Güven 2017 yılında yapılacak çalışmaları anlattı
Güven, Büyükşehir Belediye Meclisi üyelerine 2017 yılında yapacakları çalışmalar hakkında da bilgi verdi. Arılı kovanı ve arıcılık malzemesinde mevcut arıcılara destek vermeye devam edeceklerini kaydeden Güven, 2017’de ’arı keki’ tesisini kuracaklarını, faselya bitkisini (arı otu) bütün Ankara’daki mevcut 700 arıcı ile Büyükşehir Belediyesinin desteklediği bin 600 arıcıya vereceklerini söyledi.
İstiridye mantarı seralarının tekrar ihalesini yapacaklarını ve toplam 5 adet istiridye mantarı serasını kadınlara yapmak istediklerini ifade eden Güven, “Güneş enerjisiyle sulama sistemleri üzerinde çalışıyoruz. Bal satışı ve diğer ürünler için kiosklar düşünüyoruz. Paketleme, doğrama, işleme tesisleri planlıyoruz. Polatlı’ya soğanla ilgili özel bir tesisimiz var, soğanı işleyecek, paketleyecek, konservesini yapacak. Beypazarı, Güdül ve Ayaş’ta havuçla uğraşana havucu işleyebilecek bir tesis kazandırıp, Ayaş Akkaya’da çok deforme olan havuç yıkama tesisini de yenileyeceğiz” dedi.
“Seracılığı teşvik edeceğiz”
Güven, seracılığı teşvik edeceklerini ve alçak kesimlerdeki ilçelere öncelik vereceklerini belirterek, projelerini şöyle özetledi:
“Gübre römorkuna önem veriyoruz. Mobil koyun yıkama üniteleri getireceğiz. Toplam 10 adet koyun banyosu, mobil olarak ilçelere dağılacak. Hayvanlar teker teker havuza girip yüzerken ilaçlanmış ve hastalıklardan arınmış olacaklar. Bu da Türkiye’de bir ilk. Yöresel yemek yarışması planlıyoruz. Güneş enerjili kurutma sistemleri kurmak, serbest dolaşan tavukçulukta model oluşturmak istiyoruz. Kırkım Şampiyonası bu yıl Ankara’da Atatürk Kültür Merkezi’nde yapılacak.

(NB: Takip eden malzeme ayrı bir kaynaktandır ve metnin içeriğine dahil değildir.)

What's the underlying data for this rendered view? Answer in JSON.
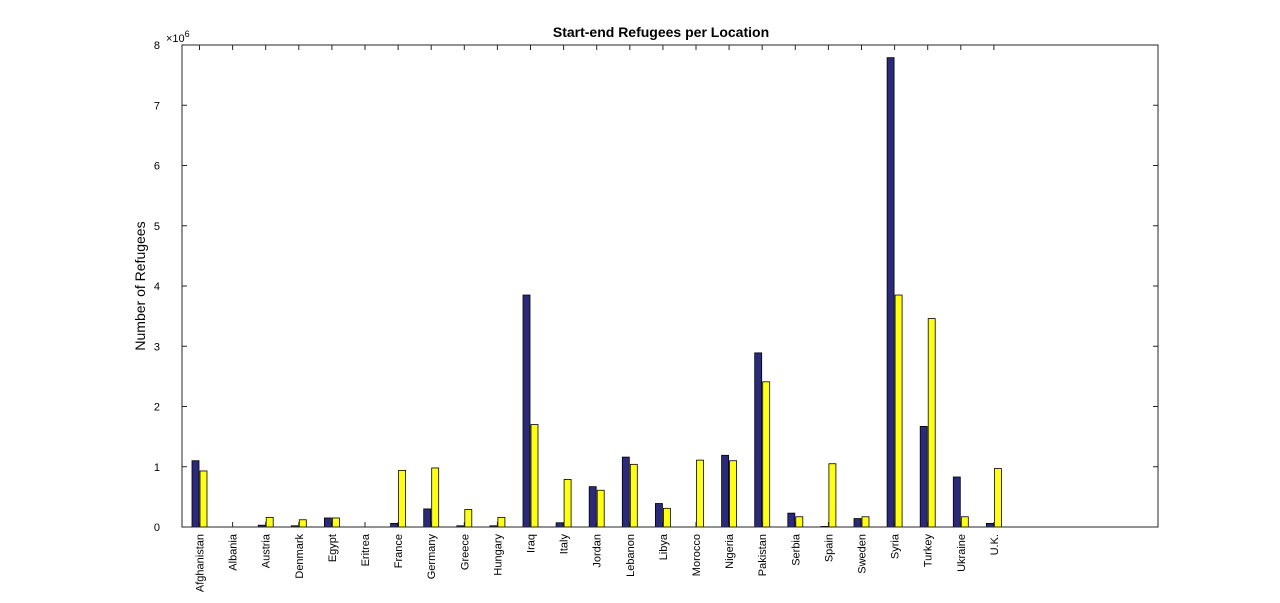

Erken uyarı sistemi ihale aşamasında, bu yıl teslim edilmiş olacak. Eğitim videosu planlıyoruz. Ürün biçme makinelerini bu yıl alıyoruz. Teke üretim tesisi planlıyoruz. Ankara Üniversitesi Ziraat Fakültesi ile birlikte proje hazırlıyoruz. Ücretsiz arazi tahsisi konusunda ilçelerimizden teklifler var. Tohum eleme tesisi sayısını artıracağız. Uygulamalı seracılık eğitimi vermek istiyoruz. Anaç koyun desteği devam edecek. Bağcılık konusunda projelerimiz var.”